Размер шрифта
-
+

Космическая философия - стр. 4

РОЖДЕНИЕ
1857 год

Настроение родителей перед моим рождением было бодрое. Дело было в [18]57 году, перед освобождением крестьян. Замечалось общее оживление общества (на безрыбье и рак рыба). Отец же был поляк-патриот и свободомыслящий. Мать, кажется, относилась равнодушнее к перемене политики. У ней было много семейных забот. Родила часто и сильно мучилась, следствие обычного тогда несоблюдения гигиены. У ней уже было много ребят, живых же оставалось трое.

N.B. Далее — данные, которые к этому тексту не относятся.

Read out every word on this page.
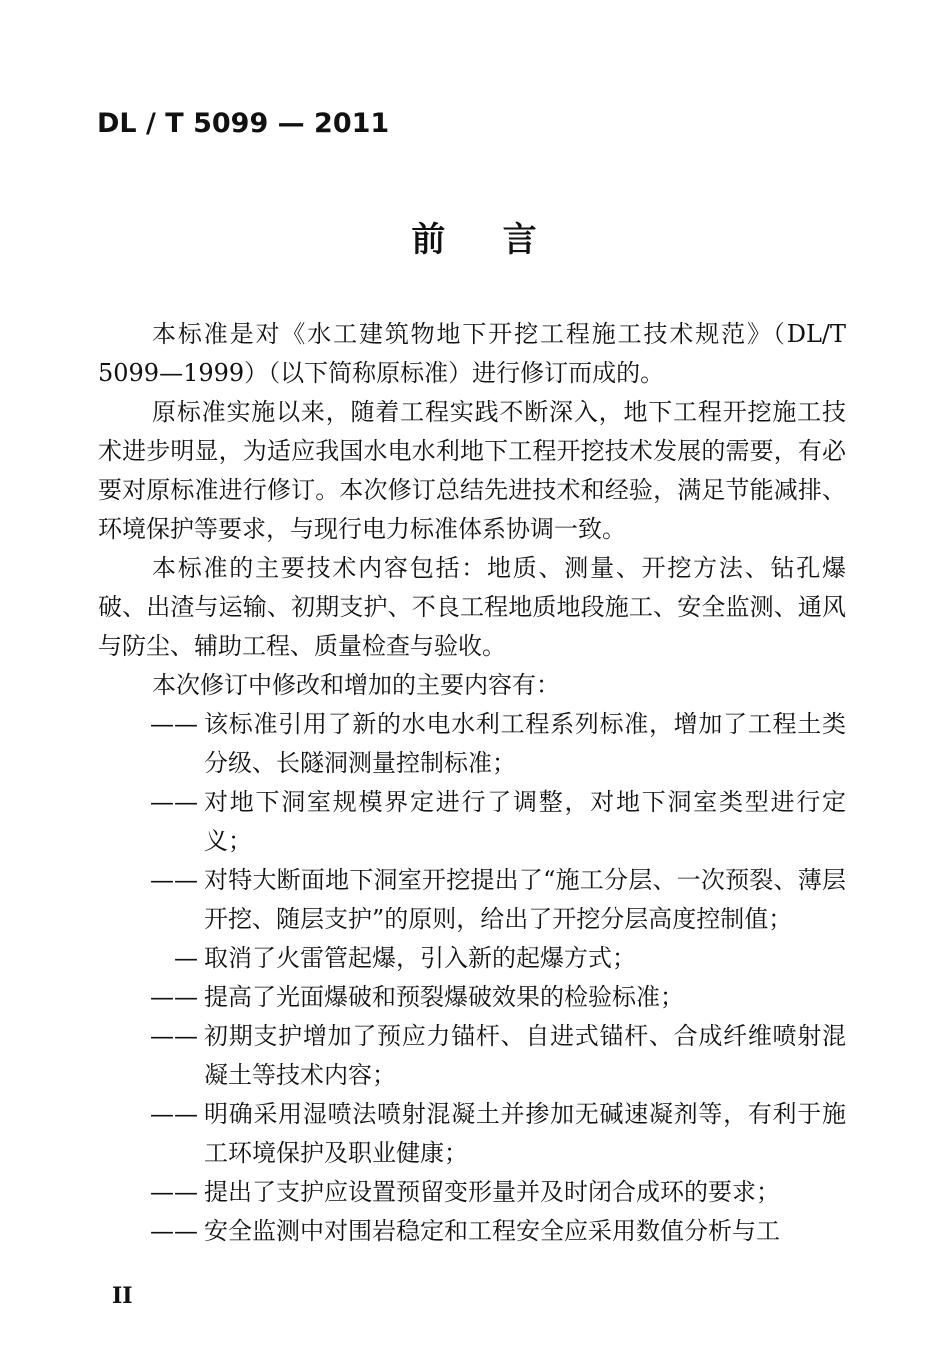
DL / T 5099 — 2011
前    言

本标准是对《水工建筑物地下开挖工程施工技术规范》（DL/T 5099—1999）（以下简称原标准）进行修订而成的。

原标准实施以来，随着工程实践不断深入，地下工程开挖施工技术进步明显，为适应我国水电水利地下工程开挖技术发展的需要，有必要对原标准进行修订。本次修订总结先进技术和经验，满足节能减排、环境保护等要求，与现行电力标准体系协调一致。

本标准的主要技术内容包括：地质、测量、开挖方法、钻孔爆破、出渣与运输、初期支护、不良工程地质地段施工、安全监测、通风与防尘、辅助工程、质量检查与验收。

本次修订中修改和增加的主要内容有：

—— 该标准引用了新的水电水利工程系列标准，增加了工程土类分级、长隧洞测量控制标准；
—— 对地下洞室规模界定进行了调整，对地下洞室类型进行定义；
—— 对特大断面地下洞室开挖提出了“施工分层、一次预裂、薄层开挖、随层支护”的原则，给出了开挖分层高度控制值；
— 取消了火雷管起爆，引入新的起爆方式；
—— 提高了光面爆破和预裂爆破效果的检验标准；
—— 初期支护增加了预应力锚杆、自进式锚杆、合成纤维喷射混凝土等技术内容；
—— 明确采用湿喷法喷射混凝土并掺加无碱速凝剂等，有利于施工环境保护及职业健康；
—— 提出了支护应设置预留变形量并及时闭合成环的要求；
—— 安全监测中对围岩稳定和工程安全应采用数值分析与工
II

4 сентября 1857 года была хорошая, но холодная погода. Мать взяла двух старших моих братьев 6 и 5 лет и пошла с ними прогуляться. Когда вернулась, начались родовые боли, и на следующий день появился новый гражданин Вселенной Константин Циолковский.

ПЕРВЫЕ ВПЕЧАТЛЕНИЯ
От 1 до 10 лет, 1857–1866 год

Как сон, мне представляется, что великан ведет меня за руку. Мы спускаемся по лестнице в цветник. Я со страхом поглядываю на великана. Думаю, что это был мой отец.

От трех до четырех лет. Матери привозят письмо. Умер мой дедушка, ее отец. Мать рыдает. Я, глядя на нее, начинаю реветь. Меня шлепают и кладут спать. Дело было днем.

Я рассматриваю животных в книге Дарагана. Фигура моржа почему-то меня устрашает, и я прячусь от этого под стол.

Смотрю, как пишет отец. Нахожу это очень просто и объявляю всем, что писать я умею.

Пять-шесть лет. Не помню, кто показывал мне буквы. За изучение каждой буквы от матери я получал копейку.

Изумляла тележка на колесах, потому что от малейшего усилия приходила в движение. Ощущение радостное.

Такое же радостное ощущение я не мог забыть, когда в первый раз увидел много воды в пруде. Занимало также жужжание вертушки в форточке. Отец берет меня на руки, пляшет и припевает: тра-та-та. Никакого удовольствия при этом не чувствовал.

Игрушки были недорогие, но я обязательно их ломал, чтобы посмотреть, что было внутри их.

Семи-восьми лет. Попались сказки Афанасьева. Начал разбирать их, заинтересовался и так выучился бегло читать.

Была корь. Была весна. Чувствовал восторг при выздоравливании.

Маленького меня очень любили – родители и гости. Отец сажал на колена, тряс на них меня и приговаривал: «Еде пан, пан, пан, а за паном хлоп, хлоп, хлоп, на конике гоп, гоп, гоп». Потом я часто то же повторял со своими детьми. Прозвища я получал разные: птица, блаженный, девочка.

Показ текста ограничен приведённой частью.